一般的に、宅地と比べて農地の固定資産税は安い。では、売りたくても売れない私有地を「農地扱い」にすれば、固定資産税の節約が可能になるのか。弁護士の竹下正己氏が実際の相談に回答する形で解説する。
【相談】
空き家になっていた実家を解体し更地にしました。土地は大半が借地で、一部私有地があるのですが、地主が買い取りに応じてくれず困っています。
それを知った近所のかたが解決までの間、「畑として借りたい。畑にしたら農地扱いになり、固定資産税が不要になる」と言ってきました。畑の期間は農地扱いに、売却時は宅地扱いになるという、そんな都合のよいことができるのでしょうか。可能だとしたら手続きを教えてください。(兵庫県・69才・主婦)
【回答】
農地にするのは課税上の特例を得ようというのですから、建て替えまでの一時的なものではなく、本格的な耕作をして農地として利用することになります。
そして、空き地の大半は借地とのことですが、借地契約は建物所有目的であると思われます。本格的な農地にするとなると、契約で定められた用途以外に使うことになるので「違約」を指摘され、契約解除を主張される恐れがあります。
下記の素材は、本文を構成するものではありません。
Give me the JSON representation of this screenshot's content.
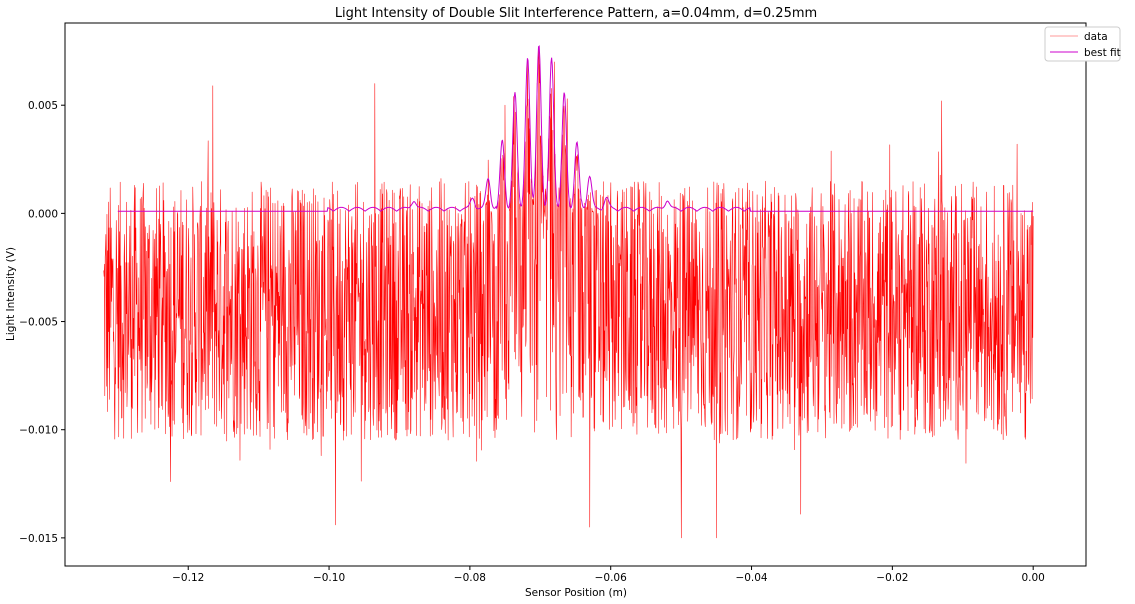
{
  "chart_data": {
    "type": "line",
    "title": "Light Intensity of Double Slit Interference Pattern, a=0.04mm, d=0.25mm",
    "xlabel": "Sensor Position (m)",
    "ylabel": "Light Intensity (V)",
    "xlim": [
      -0.1375,
      0.0075
    ],
    "ylim": [
      -0.0163,
      0.0088
    ],
    "x_ticks": [
      -0.12,
      -0.1,
      -0.08,
      -0.06,
      -0.04,
      -0.02,
      0.0
    ],
    "x_tick_labels": [
      "−0.12",
      "−0.10",
      "−0.08",
      "−0.06",
      "−0.04",
      "−0.02",
      "0.00"
    ],
    "y_ticks": [
      0.005,
      0.0,
      -0.005,
      -0.01,
      -0.015
    ],
    "y_tick_labels": [
      "0.005",
      "0.000",
      "−0.005",
      "−0.010",
      "−0.015"
    ],
    "grid": false,
    "legend": {
      "placement": "top-right"
    },
    "series": [
      {
        "name": "data",
        "color": "#ff0000",
        "x_range": [
          -0.132,
          0.0
        ],
        "num_points": 2600,
        "baseline_mean": -0.0045,
        "noise_range": [
          -0.0105,
          0.0015
        ],
        "extreme_spikes": [
          {
            "x": -0.1225,
            "y": -0.0124
          },
          {
            "x": -0.1165,
            "y": 0.0059
          },
          {
            "x": -0.0991,
            "y": -0.0144
          },
          {
            "x": -0.0935,
            "y": 0.006
          },
          {
            "x": -0.063,
            "y": -0.0145
          },
          {
            "x": -0.05,
            "y": -0.015
          },
          {
            "x": -0.045,
            "y": -0.015
          },
          {
            "x": -0.033,
            "y": -0.0139
          },
          {
            "x": -0.013,
            "y": 0.0052
          },
          {
            "x": -0.0023,
            "y": 0.0032
          }
        ],
        "central_peaks": [
          {
            "x": -0.0718,
            "y": 0.0071
          },
          {
            "x": -0.0702,
            "y": 0.0076
          },
          {
            "x": -0.068,
            "y": 0.007
          },
          {
            "x": -0.0738,
            "y": 0.0054
          },
          {
            "x": -0.0662,
            "y": 0.0053
          },
          {
            "x": -0.075,
            "y": 0.005
          }
        ]
      },
      {
        "name": "best fit",
        "color": "#cc00cc",
        "x_range": [
          -0.13,
          0.0
        ],
        "baseline": 0.0001,
        "center": -0.0702,
        "peaks": [
          {
            "x": -0.0702,
            "y": 0.0077
          },
          {
            "x": -0.0718,
            "y": 0.0071
          },
          {
            "x": -0.0684,
            "y": 0.0071
          },
          {
            "x": -0.0736,
            "y": 0.0055
          },
          {
            "x": -0.0666,
            "y": 0.0055
          },
          {
            "x": -0.0754,
            "y": 0.0033
          },
          {
            "x": -0.0648,
            "y": 0.0032
          },
          {
            "x": -0.0774,
            "y": 0.0014
          },
          {
            "x": -0.063,
            "y": 0.0015
          },
          {
            "x": -0.0796,
            "y": 0.0005
          },
          {
            "x": -0.0606,
            "y": 0.0005
          },
          {
            "x": -0.088,
            "y": 0.0004
          },
          {
            "x": -0.052,
            "y": 0.0004
          }
        ]
      }
    ]
  }
}
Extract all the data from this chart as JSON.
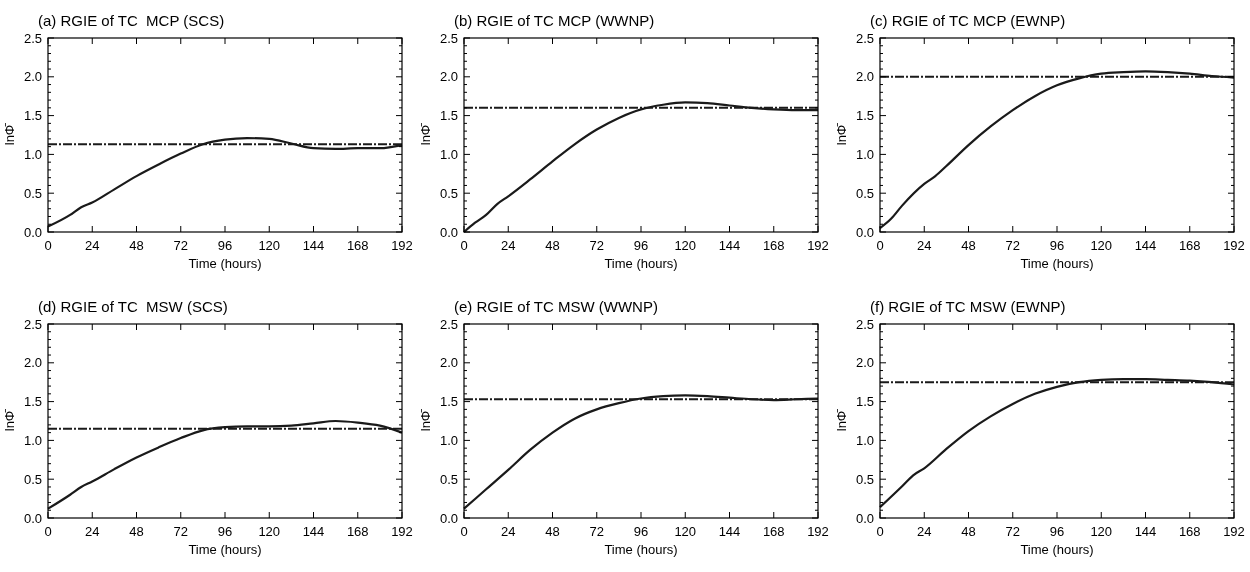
{
  "chart_data": [
    {
      "type": "line",
      "title": "(a) RGIE of TC  MCP (SCS)",
      "xlabel": "Time (hours)",
      "ylabel": "lnΦ̄",
      "xlim": [
        0,
        192
      ],
      "xticks": [
        0,
        24,
        48,
        72,
        96,
        120,
        144,
        168,
        192
      ],
      "ylim": [
        0,
        2.5
      ],
      "yticks": [
        {
          "value": 0,
          "label": "0.0"
        },
        {
          "value": 0.1,
          "label": null
        },
        {
          "value": 0.2,
          "label": null
        },
        {
          "value": 0.3,
          "label": null
        },
        {
          "value": 0.4,
          "label": null
        },
        0.5,
        {
          "value": 0.6,
          "label": null
        },
        {
          "value": 0.7,
          "label": null
        },
        {
          "value": 0.8,
          "label": null
        },
        {
          "value": 0.9,
          "label": null
        },
        {
          "value": 1,
          "label": "1.0"
        },
        {
          "value": 1.1,
          "label": null
        },
        {
          "value": 1.2,
          "label": null
        },
        {
          "value": 1.3,
          "label": null
        },
        {
          "value": 1.4,
          "label": null
        },
        1.5,
        {
          "value": 1.6,
          "label": null
        },
        {
          "value": 1.7,
          "label": null
        },
        {
          "value": 1.8,
          "label": null
        },
        {
          "value": 1.9,
          "label": null
        },
        {
          "value": 2,
          "label": "2.0"
        },
        {
          "value": 2.1,
          "label": null
        },
        {
          "value": 2.2,
          "label": null
        },
        {
          "value": 2.3,
          "label": null
        },
        {
          "value": 2.4,
          "label": null
        },
        2.5
      ],
      "grid": false,
      "line_style": "solid",
      "series": [
        {
          "color": "#1a1a1a",
          "x": [
            0,
            12,
            18,
            24,
            36,
            48,
            60,
            72,
            84,
            96,
            108,
            120,
            132,
            144,
            156,
            168,
            180,
            192
          ],
          "values": [
            0.07,
            0.22,
            0.32,
            0.38,
            0.55,
            0.72,
            0.87,
            1.01,
            1.13,
            1.19,
            1.21,
            1.2,
            1.14,
            1.08,
            1.07,
            1.08,
            1.08,
            1.12
          ]
        }
      ],
      "ref_lines": [
        {
          "axis": "y",
          "value": 1.13,
          "color": "#1a1a1a",
          "line_style": "dashed"
        }
      ]
    },
    {
      "type": "line",
      "title": "(b) RGIE of TC MCP (WWNP)",
      "xlabel": "Time (hours)",
      "ylabel": "lnΦ̄",
      "xlim": [
        0,
        192
      ],
      "xticks": [
        0,
        24,
        48,
        72,
        96,
        120,
        144,
        168,
        192
      ],
      "ylim": [
        0,
        2.5
      ],
      "yticks": [
        {
          "value": 0,
          "label": "0.0"
        },
        {
          "value": 0.1,
          "label": null
        },
        {
          "value": 0.2,
          "label": null
        },
        {
          "value": 0.3,
          "label": null
        },
        {
          "value": 0.4,
          "label": null
        },
        0.5,
        {
          "value": 0.6,
          "label": null
        },
        {
          "value": 0.7,
          "label": null
        },
        {
          "value": 0.8,
          "label": null
        },
        {
          "value": 0.9,
          "label": null
        },
        {
          "value": 1,
          "label": "1.0"
        },
        {
          "value": 1.1,
          "label": null
        },
        {
          "value": 1.2,
          "label": null
        },
        {
          "value": 1.3,
          "label": null
        },
        {
          "value": 1.4,
          "label": null
        },
        1.5,
        {
          "value": 1.6,
          "label": null
        },
        {
          "value": 1.7,
          "label": null
        },
        {
          "value": 1.8,
          "label": null
        },
        {
          "value": 1.9,
          "label": null
        },
        {
          "value": 2,
          "label": "2.0"
        },
        {
          "value": 2.1,
          "label": null
        },
        {
          "value": 2.2,
          "label": null
        },
        {
          "value": 2.3,
          "label": null
        },
        {
          "value": 2.4,
          "label": null
        },
        2.5
      ],
      "grid": false,
      "line_style": "solid",
      "series": [
        {
          "color": "#1a1a1a",
          "x": [
            0,
            6,
            12,
            18,
            24,
            36,
            48,
            60,
            72,
            84,
            96,
            108,
            120,
            132,
            144,
            156,
            168,
            180,
            192
          ],
          "values": [
            0,
            0.12,
            0.22,
            0.36,
            0.46,
            0.68,
            0.91,
            1.13,
            1.32,
            1.47,
            1.58,
            1.64,
            1.67,
            1.66,
            1.63,
            1.6,
            1.58,
            1.57,
            1.57
          ]
        }
      ],
      "ref_lines": [
        {
          "axis": "y",
          "value": 1.6,
          "color": "#1a1a1a",
          "line_style": "dashed"
        }
      ]
    },
    {
      "type": "line",
      "title": "(c) RGIE of TC MCP (EWNP)",
      "xlabel": "Time (hours)",
      "ylabel": "lnΦ̄",
      "xlim": [
        0,
        192
      ],
      "xticks": [
        0,
        24,
        48,
        72,
        96,
        120,
        144,
        168,
        192
      ],
      "ylim": [
        0,
        2.5
      ],
      "yticks": [
        {
          "value": 0,
          "label": "0.0"
        },
        {
          "value": 0.1,
          "label": null
        },
        {
          "value": 0.2,
          "label": null
        },
        {
          "value": 0.3,
          "label": null
        },
        {
          "value": 0.4,
          "label": null
        },
        0.5,
        {
          "value": 0.6,
          "label": null
        },
        {
          "value": 0.7,
          "label": null
        },
        {
          "value": 0.8,
          "label": null
        },
        {
          "value": 0.9,
          "label": null
        },
        {
          "value": 1,
          "label": "1.0"
        },
        {
          "value": 1.1,
          "label": null
        },
        {
          "value": 1.2,
          "label": null
        },
        {
          "value": 1.3,
          "label": null
        },
        {
          "value": 1.4,
          "label": null
        },
        1.5,
        {
          "value": 1.6,
          "label": null
        },
        {
          "value": 1.7,
          "label": null
        },
        {
          "value": 1.8,
          "label": null
        },
        {
          "value": 1.9,
          "label": null
        },
        {
          "value": 2,
          "label": "2.0"
        },
        {
          "value": 2.1,
          "label": null
        },
        {
          "value": 2.2,
          "label": null
        },
        {
          "value": 2.3,
          "label": null
        },
        {
          "value": 2.4,
          "label": null
        },
        2.5
      ],
      "grid": false,
      "line_style": "solid",
      "series": [
        {
          "color": "#1a1a1a",
          "x": [
            0,
            6,
            12,
            24,
            30,
            36,
            48,
            60,
            72,
            84,
            96,
            108,
            120,
            132,
            144,
            156,
            168,
            180,
            192
          ],
          "values": [
            0.05,
            0.17,
            0.34,
            0.62,
            0.72,
            0.85,
            1.12,
            1.36,
            1.57,
            1.75,
            1.89,
            1.98,
            2.04,
            2.06,
            2.07,
            2.06,
            2.04,
            2.01,
            1.99
          ]
        }
      ],
      "ref_lines": [
        {
          "axis": "y",
          "value": 2.0,
          "color": "#1a1a1a",
          "line_style": "dashed"
        }
      ]
    },
    {
      "type": "line",
      "title": "(d) RGIE of TC  MSW (SCS)",
      "xlabel": "Time (hours)",
      "ylabel": "lnΦ̄",
      "xlim": [
        0,
        192
      ],
      "xticks": [
        0,
        24,
        48,
        72,
        96,
        120,
        144,
        168,
        192
      ],
      "ylim": [
        0,
        2.5
      ],
      "yticks": [
        {
          "value": 0,
          "label": "0.0"
        },
        {
          "value": 0.1,
          "label": null
        },
        {
          "value": 0.2,
          "label": null
        },
        {
          "value": 0.3,
          "label": null
        },
        {
          "value": 0.4,
          "label": null
        },
        0.5,
        {
          "value": 0.6,
          "label": null
        },
        {
          "value": 0.7,
          "label": null
        },
        {
          "value": 0.8,
          "label": null
        },
        {
          "value": 0.9,
          "label": null
        },
        {
          "value": 1,
          "label": "1.0"
        },
        {
          "value": 1.1,
          "label": null
        },
        {
          "value": 1.2,
          "label": null
        },
        {
          "value": 1.3,
          "label": null
        },
        {
          "value": 1.4,
          "label": null
        },
        1.5,
        {
          "value": 1.6,
          "label": null
        },
        {
          "value": 1.7,
          "label": null
        },
        {
          "value": 1.8,
          "label": null
        },
        {
          "value": 1.9,
          "label": null
        },
        {
          "value": 2,
          "label": "2.0"
        },
        {
          "value": 2.1,
          "label": null
        },
        {
          "value": 2.2,
          "label": null
        },
        {
          "value": 2.3,
          "label": null
        },
        {
          "value": 2.4,
          "label": null
        },
        2.5
      ],
      "grid": false,
      "line_style": "solid",
      "series": [
        {
          "color": "#1a1a1a",
          "x": [
            0,
            12,
            18,
            24,
            36,
            48,
            60,
            72,
            84,
            96,
            108,
            120,
            132,
            144,
            156,
            168,
            180,
            192
          ],
          "values": [
            0.12,
            0.3,
            0.4,
            0.47,
            0.63,
            0.78,
            0.91,
            1.03,
            1.13,
            1.17,
            1.18,
            1.18,
            1.19,
            1.22,
            1.25,
            1.23,
            1.19,
            1.1
          ]
        }
      ],
      "ref_lines": [
        {
          "axis": "y",
          "value": 1.15,
          "color": "#1a1a1a",
          "line_style": "dashed"
        }
      ]
    },
    {
      "type": "line",
      "title": "(e) RGIE of TC MSW (WWNP)",
      "xlabel": "Time (hours)",
      "ylabel": "lnΦ̄",
      "xlim": [
        0,
        192
      ],
      "xticks": [
        0,
        24,
        48,
        72,
        96,
        120,
        144,
        168,
        192
      ],
      "ylim": [
        0,
        2.5
      ],
      "yticks": [
        {
          "value": 0,
          "label": "0.0"
        },
        {
          "value": 0.1,
          "label": null
        },
        {
          "value": 0.2,
          "label": null
        },
        {
          "value": 0.3,
          "label": null
        },
        {
          "value": 0.4,
          "label": null
        },
        0.5,
        {
          "value": 0.6,
          "label": null
        },
        {
          "value": 0.7,
          "label": null
        },
        {
          "value": 0.8,
          "label": null
        },
        {
          "value": 0.9,
          "label": null
        },
        {
          "value": 1,
          "label": "1.0"
        },
        {
          "value": 1.1,
          "label": null
        },
        {
          "value": 1.2,
          "label": null
        },
        {
          "value": 1.3,
          "label": null
        },
        {
          "value": 1.4,
          "label": null
        },
        1.5,
        {
          "value": 1.6,
          "label": null
        },
        {
          "value": 1.7,
          "label": null
        },
        {
          "value": 1.8,
          "label": null
        },
        {
          "value": 1.9,
          "label": null
        },
        {
          "value": 2,
          "label": "2.0"
        },
        {
          "value": 2.1,
          "label": null
        },
        {
          "value": 2.2,
          "label": null
        },
        {
          "value": 2.3,
          "label": null
        },
        {
          "value": 2.4,
          "label": null
        },
        2.5
      ],
      "grid": false,
      "line_style": "solid",
      "series": [
        {
          "color": "#1a1a1a",
          "x": [
            0,
            12,
            24,
            36,
            48,
            60,
            72,
            84,
            96,
            108,
            120,
            132,
            144,
            156,
            168,
            180,
            192
          ],
          "values": [
            0.12,
            0.37,
            0.62,
            0.88,
            1.1,
            1.28,
            1.4,
            1.48,
            1.54,
            1.57,
            1.58,
            1.57,
            1.55,
            1.53,
            1.52,
            1.53,
            1.54
          ]
        }
      ],
      "ref_lines": [
        {
          "axis": "y",
          "value": 1.53,
          "color": "#1a1a1a",
          "line_style": "dashed"
        }
      ]
    },
    {
      "type": "line",
      "title": "(f) RGIE of TC MSW (EWNP)",
      "xlabel": "Time (hours)",
      "ylabel": "lnΦ̄",
      "xlim": [
        0,
        192
      ],
      "xticks": [
        0,
        24,
        48,
        72,
        96,
        120,
        144,
        168,
        192
      ],
      "ylim": [
        0,
        2.5
      ],
      "yticks": [
        {
          "value": 0,
          "label": "0.0"
        },
        {
          "value": 0.1,
          "label": null
        },
        {
          "value": 0.2,
          "label": null
        },
        {
          "value": 0.3,
          "label": null
        },
        {
          "value": 0.4,
          "label": null
        },
        0.5,
        {
          "value": 0.6,
          "label": null
        },
        {
          "value": 0.7,
          "label": null
        },
        {
          "value": 0.8,
          "label": null
        },
        {
          "value": 0.9,
          "label": null
        },
        {
          "value": 1,
          "label": "1.0"
        },
        {
          "value": 1.1,
          "label": null
        },
        {
          "value": 1.2,
          "label": null
        },
        {
          "value": 1.3,
          "label": null
        },
        {
          "value": 1.4,
          "label": null
        },
        1.5,
        {
          "value": 1.6,
          "label": null
        },
        {
          "value": 1.7,
          "label": null
        },
        {
          "value": 1.8,
          "label": null
        },
        {
          "value": 1.9,
          "label": null
        },
        {
          "value": 2,
          "label": "2.0"
        },
        {
          "value": 2.1,
          "label": null
        },
        {
          "value": 2.2,
          "label": null
        },
        {
          "value": 2.3,
          "label": null
        },
        {
          "value": 2.4,
          "label": null
        },
        2.5
      ],
      "grid": false,
      "line_style": "solid",
      "series": [
        {
          "color": "#1a1a1a",
          "x": [
            0,
            12,
            18,
            24,
            36,
            48,
            60,
            72,
            84,
            96,
            108,
            120,
            132,
            144,
            156,
            168,
            180,
            192
          ],
          "values": [
            0.14,
            0.41,
            0.55,
            0.64,
            0.89,
            1.12,
            1.31,
            1.47,
            1.6,
            1.69,
            1.75,
            1.78,
            1.79,
            1.79,
            1.78,
            1.77,
            1.75,
            1.72
          ]
        }
      ],
      "ref_lines": [
        {
          "axis": "y",
          "value": 1.75,
          "color": "#1a1a1a",
          "line_style": "dashed"
        }
      ]
    }
  ]
}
しかし、この点は地主の了解を得ておけば安心です。
農地の固定資産税は市街化区域外の農地であったり、市街化区域でも生産緑地地区内の農地(生産緑地)または特定生産緑地の指定を受けていれば評価も下がり税額も安くなります。市街化区域内農地でも軽減措置はありますが、東京・大阪・名古屋の三大都市圏の農地は宅地並みの課税になり、税額が安くなることはありません。所在場所により扱いが違うので市町村の課税課で確認することが大切です。
また、建物を解体すると住宅地として受けていた課税標準額の特例の適用がなくなり、税額が上がります。借地部分の税金は地主が負担するので、地主から地代の増額を要求される可能性もあります。そのことを考えると、税額の軽減措置を受けることが確認できれば、農地にすることも選択肢になります。